How do I find gluten free condiments and dressings?
Making your own dressings and condiments at home gives you control over ingredients. But there are also pre-made options. Look for brands like Annie’s, Primal Kitchen, or Fourth and Heart that explicitly label gluten free items.
What are some filling gluten free grains and starches?
Rice, corn, quinoa, buckwheat, millet, amaranth, and nut flours make excellent substitutes for wheat in gluten free cooking. Potatoes, sweet potatoes, beans, lentils, and chickpeas also offer starch, fiber, and protein.
What are good gluten free substitutes for beer or wheat-based alcohol?
Most liquors like vodka, gin, tequila, and rum are naturally gluten free (but always check labels to be sure).
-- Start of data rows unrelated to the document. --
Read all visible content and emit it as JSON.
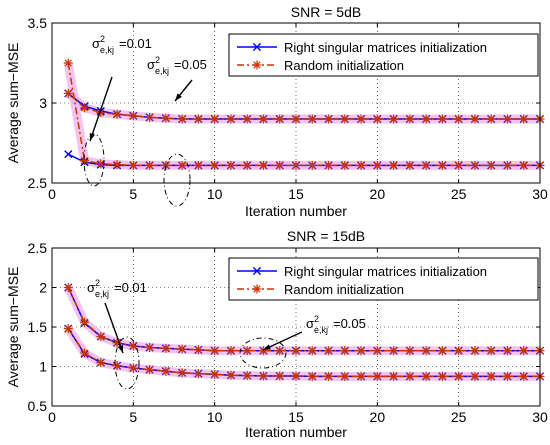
{
  "chart_data": [
    {
      "type": "line",
      "title": "SNR = 5dB",
      "xlabel": "Iteration number",
      "ylabel": "Average sum−MSE",
      "xlim": [
        0,
        30
      ],
      "ylim": [
        2.5,
        3.5
      ],
      "xticks": [
        0,
        5,
        10,
        15,
        20,
        25,
        30
      ],
      "yticks": [
        2.5,
        3,
        3.5
      ],
      "grid": true,
      "legend_position": "top-right",
      "legend": [
        "Right singular matrices initialization",
        "Random initialization"
      ],
      "series": [
        {
          "name": "Right singular matrices initialization",
          "group": "0.05",
          "color": "#0000ff",
          "marker": "x",
          "linestyle": "solid",
          "x": [
            1,
            2,
            3,
            4,
            5,
            6,
            7,
            8,
            9,
            10,
            11,
            12,
            13,
            14,
            15,
            16,
            17,
            18,
            19,
            20,
            21,
            22,
            23,
            24,
            25,
            26,
            27,
            28,
            29,
            30
          ],
          "y": [
            3.06,
            2.98,
            2.95,
            2.93,
            2.92,
            2.91,
            2.905,
            2.9,
            2.9,
            2.9,
            2.9,
            2.9,
            2.9,
            2.9,
            2.9,
            2.9,
            2.9,
            2.9,
            2.9,
            2.9,
            2.9,
            2.9,
            2.9,
            2.9,
            2.9,
            2.9,
            2.9,
            2.9,
            2.9,
            2.9
          ]
        },
        {
          "name": "Random initialization",
          "group": "0.05",
          "color": "#cc3300",
          "marker": "*",
          "linestyle": "dashdot",
          "x": [
            1,
            2,
            3,
            4,
            5,
            6,
            7,
            8,
            9,
            10,
            11,
            12,
            13,
            14,
            15,
            16,
            17,
            18,
            19,
            20,
            21,
            22,
            23,
            24,
            25,
            26,
            27,
            28,
            29,
            30
          ],
          "y": [
            3.06,
            2.97,
            2.94,
            2.93,
            2.92,
            2.91,
            2.905,
            2.9,
            2.9,
            2.9,
            2.9,
            2.9,
            2.9,
            2.9,
            2.9,
            2.9,
            2.9,
            2.9,
            2.9,
            2.9,
            2.9,
            2.9,
            2.9,
            2.9,
            2.9,
            2.9,
            2.9,
            2.9,
            2.9,
            2.9
          ]
        },
        {
          "name": "Right singular matrices initialization",
          "group": "0.01",
          "color": "#0000ff",
          "marker": "x",
          "linestyle": "solid",
          "x": [
            1,
            2,
            3,
            4,
            5,
            6,
            7,
            8,
            9,
            10,
            11,
            12,
            13,
            14,
            15,
            16,
            17,
            18,
            19,
            20,
            21,
            22,
            23,
            24,
            25,
            26,
            27,
            28,
            29,
            30
          ],
          "y": [
            2.68,
            2.63,
            2.615,
            2.61,
            2.61,
            2.61,
            2.61,
            2.61,
            2.61,
            2.61,
            2.61,
            2.61,
            2.61,
            2.61,
            2.61,
            2.61,
            2.61,
            2.61,
            2.61,
            2.61,
            2.61,
            2.61,
            2.61,
            2.61,
            2.61,
            2.61,
            2.61,
            2.61,
            2.61,
            2.61
          ]
        },
        {
          "name": "Random initialization",
          "group": "0.01",
          "color": "#cc3300",
          "marker": "*",
          "linestyle": "dashdot",
          "x": [
            1,
            2,
            3,
            4,
            5,
            6,
            7,
            8,
            9,
            10,
            11,
            12,
            13,
            14,
            15,
            16,
            17,
            18,
            19,
            20,
            21,
            22,
            23,
            24,
            25,
            26,
            27,
            28,
            29,
            30
          ],
          "y": [
            3.25,
            2.64,
            2.62,
            2.615,
            2.61,
            2.61,
            2.61,
            2.61,
            2.61,
            2.61,
            2.61,
            2.61,
            2.61,
            2.61,
            2.61,
            2.61,
            2.61,
            2.61,
            2.61,
            2.61,
            2.61,
            2.61,
            2.61,
            2.61,
            2.61,
            2.61,
            2.61,
            2.61,
            2.61,
            2.61
          ]
        }
      ],
      "annotations": [
        {
          "base": "σ",
          "sup": "2",
          "sub": "e,kj",
          "value": "=0.01"
        },
        {
          "base": "σ",
          "sup": "2",
          "sub": "e,kj",
          "value": "=0.05"
        }
      ]
    },
    {
      "type": "line",
      "title": "SNR = 15dB",
      "xlabel": "Iteration number",
      "ylabel": "Average sum−MSE",
      "xlim": [
        0,
        30
      ],
      "ylim": [
        0.5,
        2.5
      ],
      "xticks": [
        0,
        5,
        10,
        15,
        20,
        25,
        30
      ],
      "yticks": [
        0.5,
        1,
        1.5,
        2,
        2.5
      ],
      "grid": true,
      "legend_position": "top-right",
      "legend": [
        "Right singular matrices initialization",
        "Random initialization"
      ],
      "series": [
        {
          "name": "Right singular matrices initialization",
          "group": "0.05",
          "color": "#0000ff",
          "marker": "x",
          "linestyle": "solid",
          "x": [
            1,
            2,
            3,
            4,
            5,
            6,
            7,
            8,
            9,
            10,
            11,
            12,
            13,
            14,
            15,
            16,
            17,
            18,
            19,
            20,
            21,
            22,
            23,
            24,
            25,
            26,
            27,
            28,
            29,
            30
          ],
          "y": [
            2.0,
            1.55,
            1.38,
            1.3,
            1.26,
            1.24,
            1.23,
            1.22,
            1.21,
            1.2,
            1.2,
            1.2,
            1.2,
            1.2,
            1.2,
            1.2,
            1.2,
            1.2,
            1.2,
            1.2,
            1.2,
            1.2,
            1.2,
            1.2,
            1.2,
            1.2,
            1.2,
            1.2,
            1.2,
            1.2
          ]
        },
        {
          "name": "Random initialization",
          "group": "0.05",
          "color": "#cc3300",
          "marker": "*",
          "linestyle": "dashdot",
          "x": [
            1,
            2,
            3,
            4,
            5,
            6,
            7,
            8,
            9,
            10,
            11,
            12,
            13,
            14,
            15,
            16,
            17,
            18,
            19,
            20,
            21,
            22,
            23,
            24,
            25,
            26,
            27,
            28,
            29,
            30
          ],
          "y": [
            2.0,
            1.56,
            1.38,
            1.3,
            1.26,
            1.24,
            1.23,
            1.22,
            1.21,
            1.2,
            1.2,
            1.2,
            1.2,
            1.2,
            1.2,
            1.2,
            1.2,
            1.2,
            1.2,
            1.2,
            1.2,
            1.2,
            1.2,
            1.2,
            1.2,
            1.2,
            1.2,
            1.2,
            1.2,
            1.2
          ]
        },
        {
          "name": "Right singular matrices initialization",
          "group": "0.01",
          "color": "#0000ff",
          "marker": "x",
          "linestyle": "solid",
          "x": [
            1,
            2,
            3,
            4,
            5,
            6,
            7,
            8,
            9,
            10,
            11,
            12,
            13,
            14,
            15,
            16,
            17,
            18,
            19,
            20,
            21,
            22,
            23,
            24,
            25,
            26,
            27,
            28,
            29,
            30
          ],
          "y": [
            1.48,
            1.16,
            1.05,
            1.01,
            0.98,
            0.96,
            0.94,
            0.92,
            0.91,
            0.9,
            0.89,
            0.885,
            0.88,
            0.88,
            0.88,
            0.875,
            0.875,
            0.875,
            0.875,
            0.875,
            0.875,
            0.875,
            0.875,
            0.875,
            0.875,
            0.875,
            0.875,
            0.875,
            0.875,
            0.875
          ]
        },
        {
          "name": "Random initialization",
          "group": "0.01",
          "color": "#cc3300",
          "marker": "*",
          "linestyle": "dashdot",
          "x": [
            1,
            2,
            3,
            4,
            5,
            6,
            7,
            8,
            9,
            10,
            11,
            12,
            13,
            14,
            15,
            16,
            17,
            18,
            19,
            20,
            21,
            22,
            23,
            24,
            25,
            26,
            27,
            28,
            29,
            30
          ],
          "y": [
            1.48,
            1.17,
            1.05,
            1.01,
            0.98,
            0.96,
            0.94,
            0.92,
            0.91,
            0.9,
            0.89,
            0.885,
            0.88,
            0.88,
            0.88,
            0.875,
            0.875,
            0.875,
            0.875,
            0.875,
            0.875,
            0.875,
            0.875,
            0.875,
            0.875,
            0.875,
            0.875,
            0.875,
            0.875,
            0.875
          ]
        }
      ],
      "annotations": [
        {
          "base": "σ",
          "sup": "2",
          "sub": "e,kj",
          "value": "=0.01"
        },
        {
          "base": "σ",
          "sup": "2",
          "sub": "e,kj",
          "value": "=0.05"
        }
      ]
    }
  ],
  "colors": {
    "rsm": "#0000ff",
    "random": "#cc3300",
    "highlight": "#f2b8ec"
  }
}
Red and white wine is typically safe too. Look for gluten removed beers from brands like Omission and Glutenberg, or gluten free pale ales from Ghostfish Brewing Company. Hard ciders are another great option.
Are gluten free products more expensive?
Unfortunately, specialty gluten free products do tend to cost more than wheat-based versions. Making things from scratch can save money. Buying shelf-stable ingredients in bulk when they go on sale also helps cut costs.
Enjoy Your Gluten Free Picnic
You can still indulge in warm weather favorites at your next picnic, all while sticking to your gluten free diet. With some thoughtful planning and prep, you’ll have a bounty of delicious sandwiches, salads, snacks, and treats to enjoy in the sunshine.
Focus on fresh fruits and veggies, lean proteins, and flavor boosting herbs and spices. Look for naturally gluten free whole foods, and check labels carefully on any packaged products. With these gluten free picnic tips, you can relax and have fun without worrying about what you can safely eat.